Define $\sigma_k(n) = \sum_{i=1}^n i^k$ then since $\sigma_1(n) = \frac{n(n+1)}{2}$
First to show that the coefficient of $n$ in $\sigma_{2k+1}$ is $b^{2k+1}$: It's immediate from applying the binomial theorem to $\sigma_{2k+1}(n) = \frac{(n+b)^{k+1}-b^{k+1}}{k+1}$. Then we can show this coefficient is always zero by showing these polynomials are divisible by something with $n^2$ as its lowest power.
This argument is due to Pascal (I could not possibly come up with it!) taken from here,
$\begin{array} . \sigma_1(n)^k &=& \sum_{m=1}^n \left[ \left(\frac{m(m+1)}{2}\right)^k - \left(\frac{(m-1)m}{2}\right)^k \right] \\ &=& \sum_{m=1}^n \sum_{r=0}^k \binom{k}{r} \left(\frac{m}{2}\right)^k m^r (1 - (-1)^{k-r}) \\ &=& \frac{1}{2^k} \sum_{r=0}^k \binom{k}{r} \sigma_{k+r}(n) (1 - (-1)^{k-r}) \end{array}$
Now consider $k$ odd, many of the terms cancel, we are left with the fact that $\sigma_1^k$ is a linear combination of various $\sigma_{i}$ for $i$ odd.
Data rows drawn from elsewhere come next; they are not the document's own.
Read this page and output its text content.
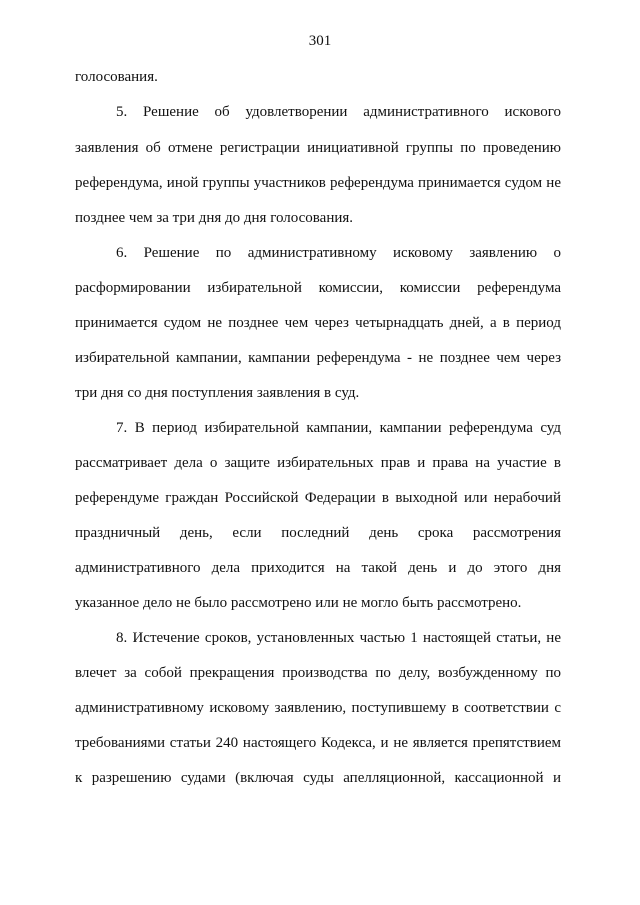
301
голосования.
5. Решение об удовлетворении административного искового
заявления об отмене регистрации инициативной группы по проведению
референдума, иной группы участников референдума принимается судом не
позднее чем за три дня до дня голосования.
6. Решение по административному исковому заявлению о
расформировании избирательной комиссии, комиссии референдума
принимается судом не позднее чем через четырнадцать дней, а в период
избирательной кампании, кампании референдума - не позднее чем через
три дня со дня поступления заявления в суд.
7. В период избирательной кампании, кампании референдума суд
рассматривает дела о защите избирательных прав и права на участие в
референдуме граждан Российской Федерации в выходной или нерабочий
праздничный день, если последний день срока рассмотрения
административного дела приходится на такой день и до этого дня
указанное дело не было рассмотрено или не могло быть рассмотрено.
8. Истечение сроков, установленных частью 1 настоящей статьи, не
влечет за собой прекращения производства по делу, возбужденному по
административному исковому заявлению, поступившему в соответствии с
требованиями статьи 240 настоящего Кодекса, и не является препятствием
к разрешению судами (включая суды апелляционной, кассационной и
The relation $\sigma_3 = \sigma_1^2$ is classical and can be proved in a variety of simple ways. Induction on (odd) $k$ shows that every other odd one ($\sigma_5$, $\sigma_7$ and so on) is also divisible by $\sigma_1^2$. In fact you can try out these induction arguments concretely for given $k$ to express these summations in terms of triangular numbers. That is called producing the Faulhauber polynomials.
This proves that there is no $n$ terms in these odd ($\ge 3$) sums of powers, but since the coefficient of $n$ in $\sigma_{2k+1}$ is $b_{2k+1}$ this proves that they are all zero.